I give up, the Greek are the most talented team I ever saw in my life, they make perfect pass 89% of the time they dribble like no one else, they can take all kind of difficult shot and all kind of position and still place the ball where they want. Their midfielder have an incredible vision of the game and can always spot the demarked forward and can improvise when needed. Their forward can feint half the opposing team and still get to score a goal. 

Hope everyone is happy and realised how all I just say don't make sense.

I like to tease the English or the Italian when Beckham or Baggio miss a penality and say all kind of things. But Inside I know that these two are or were amazing players. So no I am not ashamed to see them misses a penality or a team like Spain or France lose to a purely tactical game without any essence or talent. I prefer listening to a violin virtuoso who do some mistake but put some humanity and passion in his play than a cold perfect computer playing a bunch of notes.

Finding a loop in a system and win from it doesn't make you interesting and doesn't ingnite any passion for the sport. Seeing Baros drive inside and making that last second improvised and beautiful pass that leads to a goal will create more excitement and desire to go play than seeing a bunch of normal guy playing according to a very strict plan and win.

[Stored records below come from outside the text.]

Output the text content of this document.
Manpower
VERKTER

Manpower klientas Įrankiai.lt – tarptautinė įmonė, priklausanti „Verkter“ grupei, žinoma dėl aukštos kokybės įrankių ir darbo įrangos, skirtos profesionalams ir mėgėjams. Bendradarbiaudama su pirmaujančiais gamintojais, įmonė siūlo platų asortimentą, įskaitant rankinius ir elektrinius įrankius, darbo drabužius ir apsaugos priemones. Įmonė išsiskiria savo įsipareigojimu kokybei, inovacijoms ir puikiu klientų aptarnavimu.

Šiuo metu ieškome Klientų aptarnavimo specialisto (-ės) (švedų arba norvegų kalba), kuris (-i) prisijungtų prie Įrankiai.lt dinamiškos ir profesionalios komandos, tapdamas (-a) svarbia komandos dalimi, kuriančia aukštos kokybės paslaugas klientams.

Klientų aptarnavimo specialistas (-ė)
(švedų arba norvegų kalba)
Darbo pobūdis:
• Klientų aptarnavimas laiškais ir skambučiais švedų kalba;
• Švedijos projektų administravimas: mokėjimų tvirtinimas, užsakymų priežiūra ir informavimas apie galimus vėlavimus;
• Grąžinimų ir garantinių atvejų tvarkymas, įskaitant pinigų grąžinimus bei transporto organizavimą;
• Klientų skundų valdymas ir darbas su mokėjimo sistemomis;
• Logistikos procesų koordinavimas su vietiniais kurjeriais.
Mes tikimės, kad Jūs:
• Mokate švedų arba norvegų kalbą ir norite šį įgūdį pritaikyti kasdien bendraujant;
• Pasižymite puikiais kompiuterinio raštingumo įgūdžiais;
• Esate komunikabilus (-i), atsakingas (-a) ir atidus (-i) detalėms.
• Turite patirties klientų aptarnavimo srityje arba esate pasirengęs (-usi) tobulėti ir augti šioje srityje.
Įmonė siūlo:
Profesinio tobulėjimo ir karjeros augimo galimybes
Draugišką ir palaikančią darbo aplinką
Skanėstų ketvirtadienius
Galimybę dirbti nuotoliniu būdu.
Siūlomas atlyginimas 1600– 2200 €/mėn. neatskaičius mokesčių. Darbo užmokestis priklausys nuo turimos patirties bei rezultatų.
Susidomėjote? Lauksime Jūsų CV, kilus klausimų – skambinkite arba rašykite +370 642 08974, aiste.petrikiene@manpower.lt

I don't agree with you last statement when the Brazilian won the world cup everybody was happy, a lot of people from different nationality where behind them, why because they have a flamboyant and incredible style of play, not because they play a stupid defensive game perfectly. Everytime I go see a Brazilian game in a cafe or bar more than half the people cheering for them never even put a single feet in south America. Now you explain that


----------



## OakwoodDM (Jul 7, 2004)

barsoomcore said:
			
		

> Your argument is that the Greeks are a crappy team. You offer as evidence the fact that they scored two goals on the same maneuver. This is obviously nonsense, because given the EXACT SAME opportunities, only TEN TIMES as often, the Portugese were unable to score a single goal.
> 
> So suggesting that this is a simple tactic that anyone can learn only begs the question -- why were the Greeks so spectacularly better at it than the Portugese?

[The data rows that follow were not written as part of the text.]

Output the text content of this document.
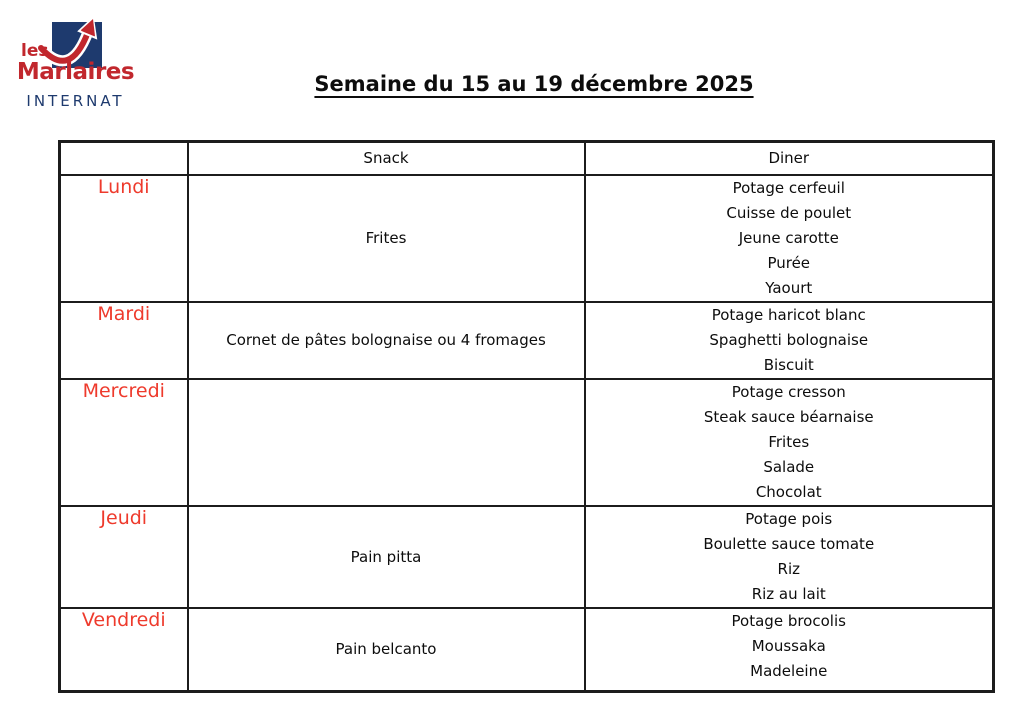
les
Marlaires
INTERNAT
Semaine du 15 au 19 décembre 2025
	Snack	Diner
Lundi	Frites	Potage cerfeuil
Cuisse de poulet
Jeune carotte
Purée
Yaourt

Mardi	Cornet de pâtes bolognaise ou 4 fromages	Potage haricot blanc
Spaghetti bolognaise
Biscuit

Mercredi		Potage cresson
Steak sauce béarnaise
Frites
Salade
Chocolat

Jeudi	Pain pitta	Potage pois
Boulette sauce tomate
Riz
Riz au lait

Vendredi	Pain belcanto	Potage brocolis
Moussaka
Madeleine
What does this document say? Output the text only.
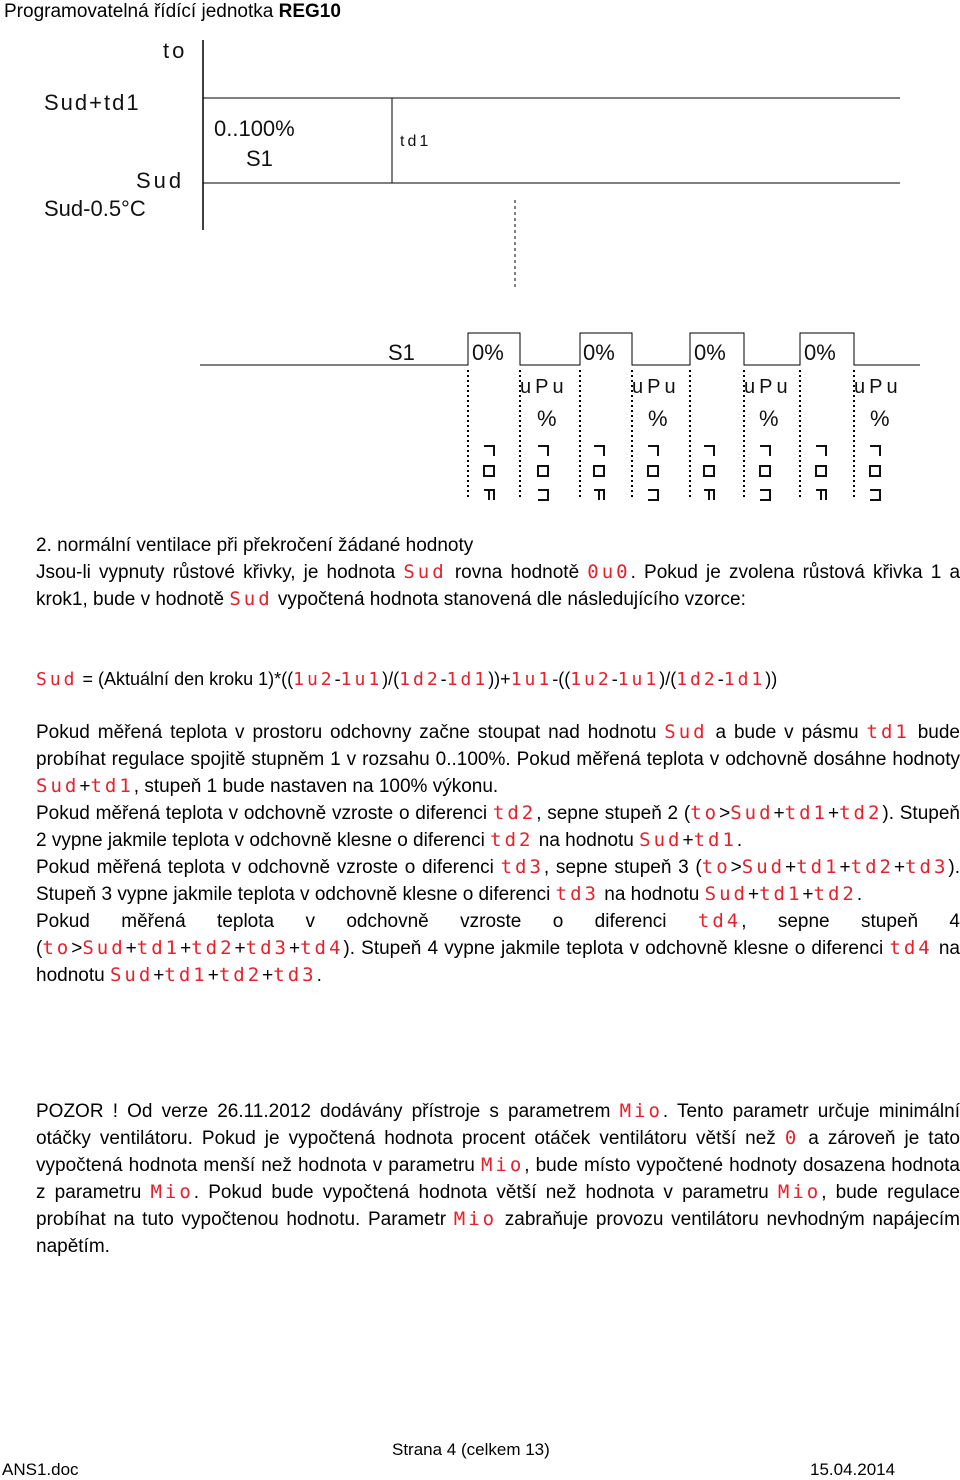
Programovatelná řídící jednotka REG10
to
Sud+td1
Sud
Sud-0.5°C
0..100%
S1
td1
S1	0%	0%	0%	0%
uPu	uPu	uPu	uPu
%	%	%	%

2. normální ventilace při překročení žádané hodnoty

Jsou-li vypnuty růstové křivky, je hodnota Sud rovna hodnotě 0u0. Pokud je zvolena růstová křivka 1 a krok1, bude v hodnotě Sud vypočtená hodnota stanovená dle následujícího vzorce:

Sud = (Aktuální den kroku 1)*((1u2-1u1)/(1d2-1d1))+1u1-((1u2-1u1)/(1d2-1d1))

Pokud měřená teplota v prostoru odchovny začne stoupat nad hodnotu Sud a bude v pásmu td1 bude probíhat regulace spojitě stupněm 1 v rozsahu 0..100%. Pokud měřená teplota v odchovně dosáhne hodnoty Sud+td1, stupeň 1 bude nastaven na 100% výkonu.

Pokud měřená teplota v odchovně vzroste o diferenci td2, sepne stupeň 2 (to>Sud+td1+td2). Stupeň 2 vypne jakmile teplota v odchovně klesne o diferenci td2 na hodnotu Sud+td1.

Pokud měřená teplota v odchovně vzroste o diferenci td3, sepne stupeň 3 (to>Sud+td1+td2+td3). Stupeň 3 vypne jakmile teplota v odchovně klesne o diferenci td3 na hodnotu Sud+td1+td2.

Pokud měřená teplota v odchovně vzroste o diferenci td4, sepne stupeň 4 (to>Sud+td1+td2+td3+td4). Stupeň 4 vypne jakmile teplota v odchovně klesne o diferenci td4 na hodnotu Sud+td1+td2+td3.

POZOR ! Od verze 26.11.2012 dodávány přístroje s parametrem Mio. Tento parametr určuje minimální otáčky ventilátoru. Pokud je vypočtená hodnota procent otáček ventilátoru větší než 0 a zároveň je tato vypočtená hodnota menší než hodnota v parametru Mio, bude místo vypočtené hodnoty dosazena hodnota z parametru Mio. Pokud bude vypočtená hodnota větší než hodnota v parametru Mio, bude regulace probíhat na tuto vypočtenou hodnotu. Parametr Mio zabraňuje provozu ventilátoru nevhodným napájecím napětím.

Strana 4 (celkem 13)
ANS1.doc	15.04.2014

I think at least part of this was because of the shocking play of the Portuguese goalkeeper. I mean, what possessed him to think that charging out to an area where at least 4 other people are between him and where the ball was coming from was a good idea?


----------



## barsoomcore (Jul 7, 2004)

DarkMaster said:
			
		

> I give up, the Greek are the most talented team I ever saw in my life



Excellent. We're done here.


----------



## DarkMaster (Jul 7, 2004)

barsoomcore said:
			
		

> Excellent. We're done here.



Yeah can't wait to see two teams like the greek playing together. Don't forget the ecstasy we will need it to stay awake.